Бобров рассказал о вчерашней прогулке по селу, об овраге, напоминающем рану, и Степан вздохнул:
– Знаешь, Женя, и всё-таки нам надо зубами за деревню держаться, спасать её…
– Не знаю, не знаю, – усмехнулся Бобров. – Кто как, а некоторые в коммунхозах попрятались.
– Ладно, – буркнул Степан. – Не подначивай. Я ещё вам покажу. Во мне крестьянский дух не весь ещё истребили…
* * *
Через два дня неожиданно приехал Николай Артюхин. На этот раз он был одет в тёмную меховую куртку, и Бобров понял, что сегодня у Николая не лыжная прогулка, а, судя по озабоченности, которая застыла на лице, привело его в Осиновый Куст какое-то важное дело.
Николай стянул с покрасневших рук перчатки, сбросил куртку и, оставшись в тёмном, мелкой вязки свитере, прошёлся по комнате, вбирая в озябшее тело тепло. В доме было жарко. С приездом Ларисы Евгений сжигал в печке по нескольку охапок дров, опасаясь, что она будет мёрзнуть.
Согревшись, Николай подсел к столу, внимательно поглядел на Боброва.
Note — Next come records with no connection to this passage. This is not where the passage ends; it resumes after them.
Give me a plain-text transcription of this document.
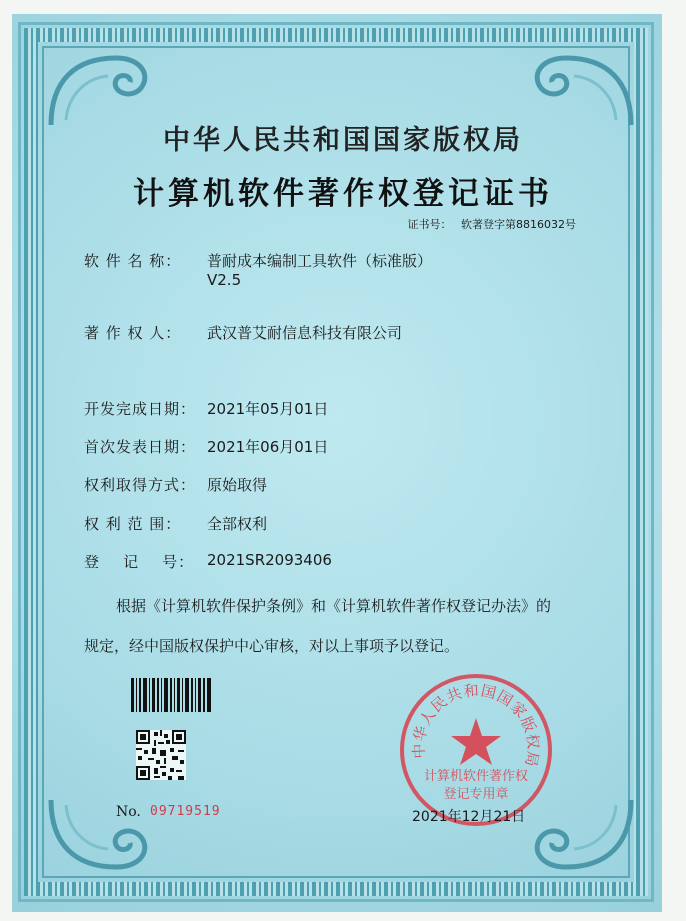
中华人民共和国国家版权局
计算机软件著作权登记证书
证书号： 软著登字第8816032号
软 件 名 称： 普耐成本编制工具软件（标准版）
V2.5
著 作 权 人： 武汉普艾耐信息科技有限公司
开发完成日期： 2021年05月01日
首次发表日期： 2021年06月01日
权利取得方式： 原始取得
权 利 范 围： 全部权利
登    记    号： 2021SR2093406
根据《计算机软件保护条例》和《计算机软件著作权登记办法》的
规定，经中国版权保护中心审核，对以上事项予以登记。
No. 09719519
中华人民共和国国家版权局
计算机软件著作权
登记专用章
2021年12月21日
– Я к тебе по делу, Женя! По поводу статьи…
– Что, не понравилась?
В глазах Николая появилось что-то жалобное и одновременно злое, наверное, ему не хотелось снова окунаться в эту историю, но он всё-таки начал рассказывать. Говорил с юмором, шутил над самим собой, своей робостью перед «власть имущими».
– Ну, так надо правоту доказывать, – решительно проговорил Бобров, – в райком идти, в обком…
– Чудной ты человек, Женя, – улыбнулся Артюхин. – Да знаешь ли ты, что весь этот концерт Безукладов затеял. Был он у нас на кафедре, а я не удержался, наговорил ему лишнего, вот и закрутилась машина…
– Да, Безукладова я знаю, – сказал Бобров, – тоже приходилось встречаться…
– Ладно, Женя, – Артюхин выпрямился за столом, – чёрт с ним, с Безукладовым. Знаешь, что я придумал и зачем приехал? Давай статью твою в Москву пошлём. Есть у меня договоренность в один толстый журнал её протолкнуть. Только к запискам этим надо фактуры добавить.
– Ну и действуй.
– Не мог же я без твоего согласия действовать. Да и старика Белова тоже. Кстати, как он?
Услышав про Белова, Евгений Иванович заморгал виновато. Стало стыдно, что после выписки он не нашёл времени навестить Николая Спиридоновича. А ведь тот несколько раз был у него в больнице, приносил книги, сладкий малиновый компот, душистые яблоки, от которых словно щедрой осенью пахло в палате…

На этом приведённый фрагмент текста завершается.